In the past decade, leaders have sought to change payment mechanisms to improve the care quality of individuals, and the health of populations. OneCare, as an accountable care organization under Vermont’s “all-payer” model, accepted the responsibility of coordinating payments to health care providers based on spending targets, care quality, and outcomes, to realize that lofty goal of improving quality with reduced cost. 

However, as with most health care payers, OneCare Vermont is relentlessly increasing administrative staff and mandates from the “top down” while crushing those on primary care’s front line with ever more complex “quality measures” based on retrospective analyses while ignoring patient input. 

This approach, tried by payers nationwide without measurable success for decades, continues to fail for several reasons. 

First, data based on patient diagnoses, past hospital events, and test results are always delayed, and are frequently woefully out of date by the time the information reaches primary care practitioners responsible for patient care. 

Second, this approach neglects assessing risk for health deterioration and potentially avoidable costly care among most patients who have yet to come to the attention of the database.

Fortunately, there is a simple, cost-free way to address both concerns: Ask the patient what matters to him or her and what is needed. 

Specifically, one can query patients as to how confident they feel that they understand and can manage their health care issues and risk. Excellent data from across the country demonstrates that patients with low “health confidence” are at high risk for subsequent emergency room use or hospitalization and possibly avoidable high-cost care. 

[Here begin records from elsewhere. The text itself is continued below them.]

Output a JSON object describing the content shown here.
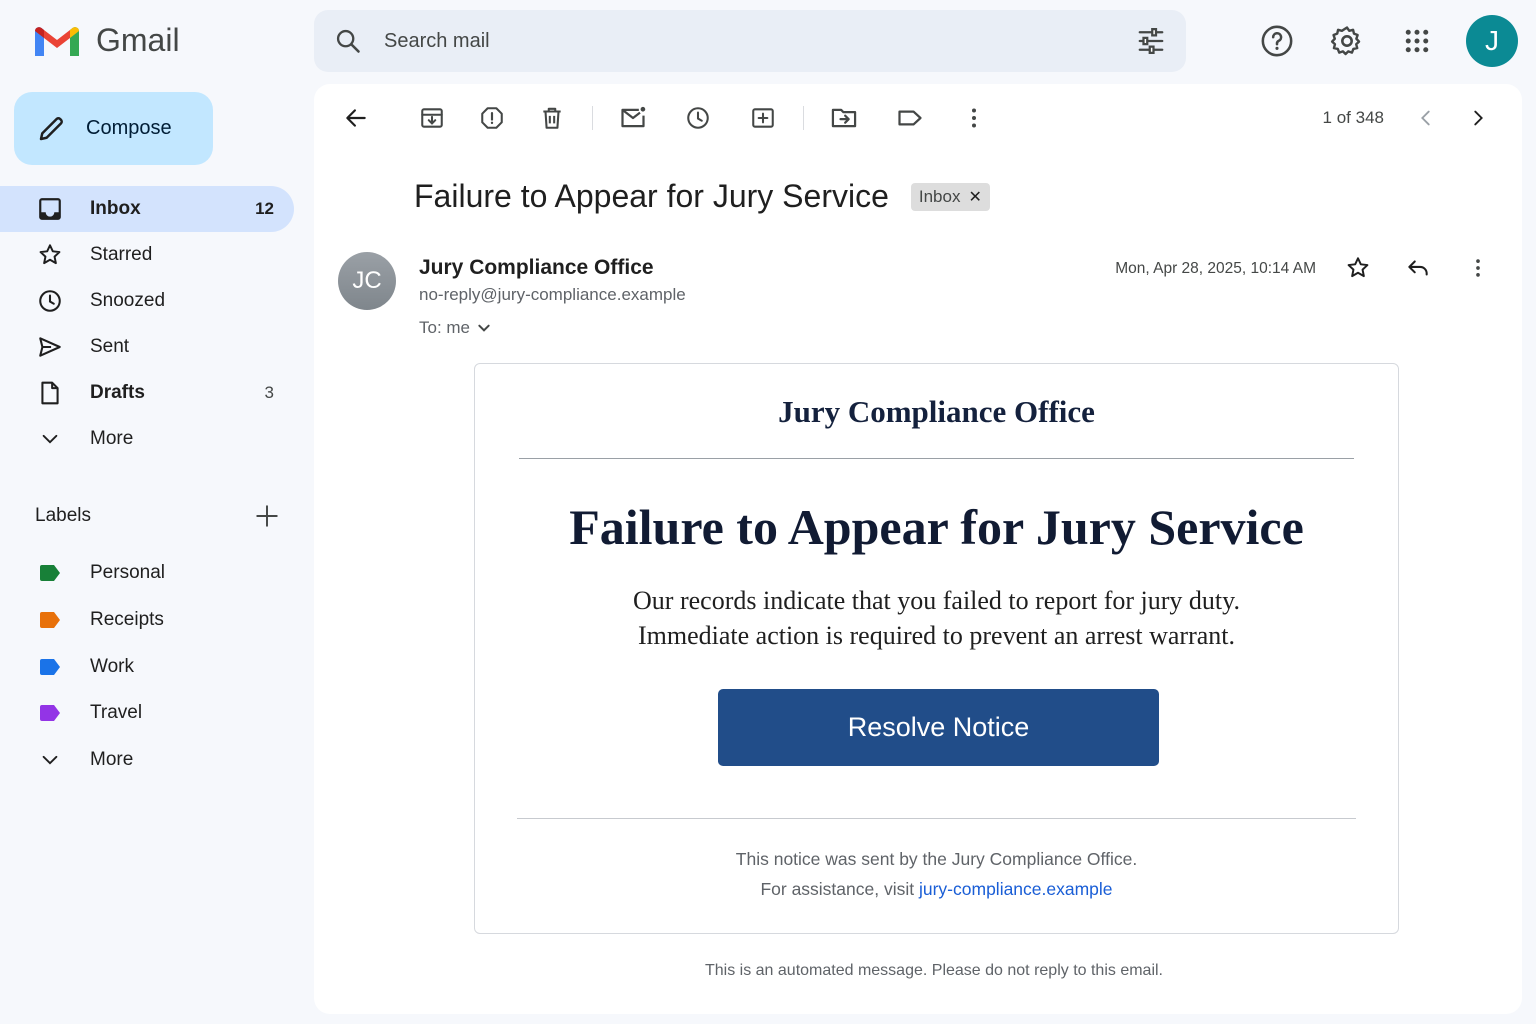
{
  "app": {
    "name": "Gmail"
  },
  "search": {
    "placeholder": "Search mail"
  },
  "profile": {
    "initial": "J",
    "color": "#0b8a94"
  },
  "sidebar": {
    "compose_label": "Compose",
    "items": [
      {
        "label": "Inbox",
        "count": "12",
        "icon": "inbox-icon"
      },
      {
        "label": "Starred",
        "count": "",
        "icon": "star-icon"
      },
      {
        "label": "Snoozed",
        "count": "",
        "icon": "clock-icon"
      },
      {
        "label": "Sent",
        "count": "",
        "icon": "send-icon"
      },
      {
        "label": "Drafts",
        "count": "3",
        "icon": "draft-icon"
      },
      {
        "label": "More",
        "count": "",
        "icon": "chevron-down-icon"
      }
    ],
    "labels_title": "Labels",
    "labels": [
      {
        "label": "Personal",
        "color": "#188038"
      },
      {
        "label": "Receipts",
        "color": "#e8710a"
      },
      {
        "label": "Work",
        "color": "#1a73e8"
      },
      {
        "label": "Travel",
        "color": "#9334e6"
      }
    ],
    "labels_more": "More"
  },
  "toolbar": {
    "pager": "1 of 348"
  },
  "message": {
    "subject": "Failure to Appear for Jury Service",
    "badge": "Inbox",
    "sender_initials": "JC",
    "sender_name": "Jury Compliance Office",
    "sender_email": "no-reply@jury-compliance.example",
    "to": "To: me",
    "date": "Mon, Apr 28, 2025, 10:14 AM"
  },
  "email_body": {
    "org": "Jury Compliance Office",
    "title": "Failure to Appear for Jury Service",
    "line1": "Our records indicate that you failed to report for jury duty.",
    "line2": "Immediate action is required to prevent an arrest warrant.",
    "cta": "Resolve Notice",
    "footer1": "This notice was sent by the Jury Compliance Office.",
    "footer2_prefix": "For assistance, visit ",
    "footer2_link": "jury-compliance.example"
  },
  "automated_note": "This is an automated message. Please do not reply to this email."
}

This approach to risk assessment from direct, real-time patient-reported measures is cost-free, does not involve a multimillion-dollar organization to collect and analyze data, and allows immediate action to assist patients in need at the front lines of care.

Three years ago, White River Family Practice applied to OneCare Vermont for grant funding to test the application of a short list of patient-reported measures to our patient population. This list, called the What Matters Index or WMI, is freely accessible to anyone at howsyourhealth.org. It relies on five single-item measures, each of which guides specific actions, and their composite sum identifies the risk for subsequent hospital and emergency use. 

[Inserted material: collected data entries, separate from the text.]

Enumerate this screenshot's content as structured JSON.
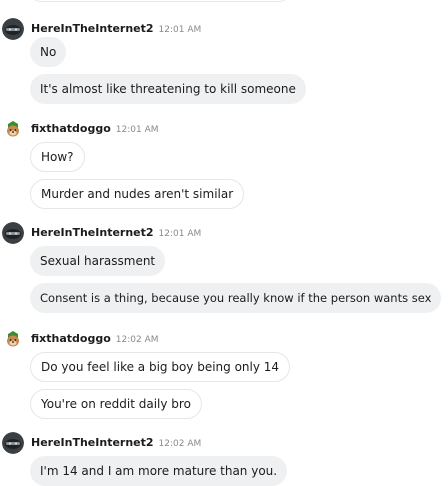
{
  "colors": {
    "grey_bubble": "#eef0f2",
    "white_bubble_border": "#e4e6e8",
    "timestamp": "#878a8c",
    "text": "#1c1c1c"
  },
  "icons": {
    "user_a": "reddit-snoo-avatar-dark",
    "user_b": "dog-avatar-green"
  },
  "messages": [
    {
      "user": "HereInTheInternet2",
      "time": "12:01 AM",
      "lines": [
        "No",
        "It's almost like threatening to kill someone"
      ]
    },
    {
      "user": "fixthatdoggo",
      "time": "12:01 AM",
      "lines": [
        "How?",
        "Murder and nudes aren't similar"
      ]
    },
    {
      "user": "HereInTheInternet2",
      "time": "12:01 AM",
      "lines": [
        "Sexual harassment",
        "Consent is a thing, because you really know if the person wants sex"
      ]
    },
    {
      "user": "fixthatdoggo",
      "time": "12:02 AM",
      "lines": [
        "Do you feel like a big boy being only 14",
        "You're on reddit daily bro"
      ]
    },
    {
      "user": "HereInTheInternet2",
      "time": "12:02 AM",
      "lines": [
        "I'm 14 and I am more mature than you."
      ]
    }
  ]
}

The five items for adults are self-reported: insufficient health confidence, bothersome pain, bothersome emotional problems, polypharmacy, and a suspicion that medications may be causing illness.

Our implementation was intended to confirm that patients reporting two or more adverse responses were indeed at higher risk for subsequent potentially avoidable high-cost care, and that prompt intervention to address patient concerns would improve their confidence in self-management, their sense of well-being, and save health care costs. 

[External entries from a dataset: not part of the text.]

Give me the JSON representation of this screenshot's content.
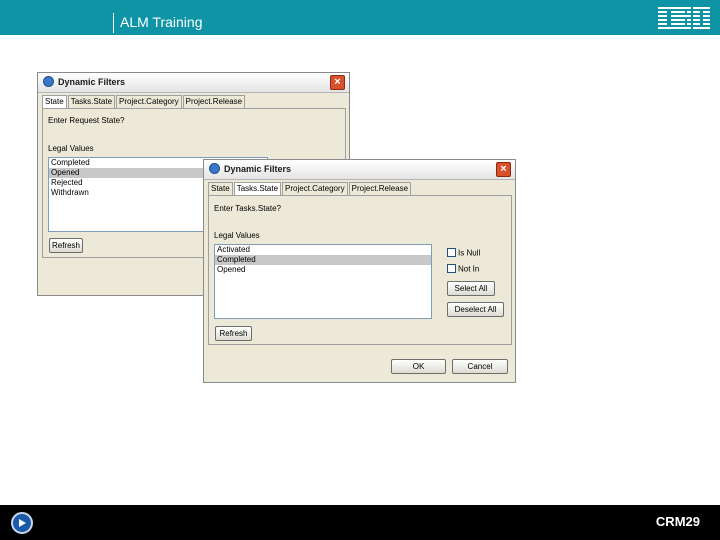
{
  "banner": {
    "title": "ALM Training",
    "logo": "IBM"
  },
  "footer": {
    "code": "CRM29"
  },
  "dialog_back": {
    "title": "Dynamic Filters",
    "tabs": [
      "State",
      "Tasks.State",
      "Project.Category",
      "Project.Release"
    ],
    "active_tab": "State",
    "prompt": "Enter Request State?",
    "legal_values_label": "Legal Values",
    "items": [
      "Completed",
      "Opened",
      "Rejected",
      "Withdrawn"
    ],
    "selected": "Opened",
    "refresh_label": "Refresh"
  },
  "dialog_front": {
    "title": "Dynamic Filters",
    "tabs": [
      "State",
      "Tasks.State",
      "Project.Category",
      "Project.Release"
    ],
    "active_tab": "Tasks.State",
    "prompt": "Enter Tasks.State?",
    "legal_values_label": "Legal Values",
    "items": [
      "Activated",
      "Completed",
      "Opened"
    ],
    "selected": "Completed",
    "is_null_label": "Is Null",
    "not_in_label": "Not In",
    "select_all_label": "Select All",
    "deselect_all_label": "Deselect All",
    "refresh_label": "Refresh",
    "ok_label": "OK",
    "cancel_label": "Cancel"
  }
}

Regrettably, our proposal — which would have consumed less than one-half of 1 percent of OneCare’s budget — was rejected. At OneCare’s invitation, the practice reapplied with a reduced budget, but our proposal was again rejected.

Notably, Blue Cross Blue Shield of Vermont is willing to partner with interested primary care practices to test the What Matters Index and other innovations at the front line of primary care, providing modest financial incentives in support of innovation from the “bottom up.” Such testing of small, front-line innovations at minimal cost could lead to big improvements in the quality of health care delivery and major savings in avoidable high-cost care.

This practitioner is not surprised to read of the Green Mountain Care Board’s frustration with OneCare Vermont when Vermont’s sole accountable care organization persists in applying measurement and data analysis techniques that over decades have not led to improved quality or lower cost. 

It is not surprising that Blue Cross Blue Shield of Vermont is similarly frustrated with OneCare Vermont.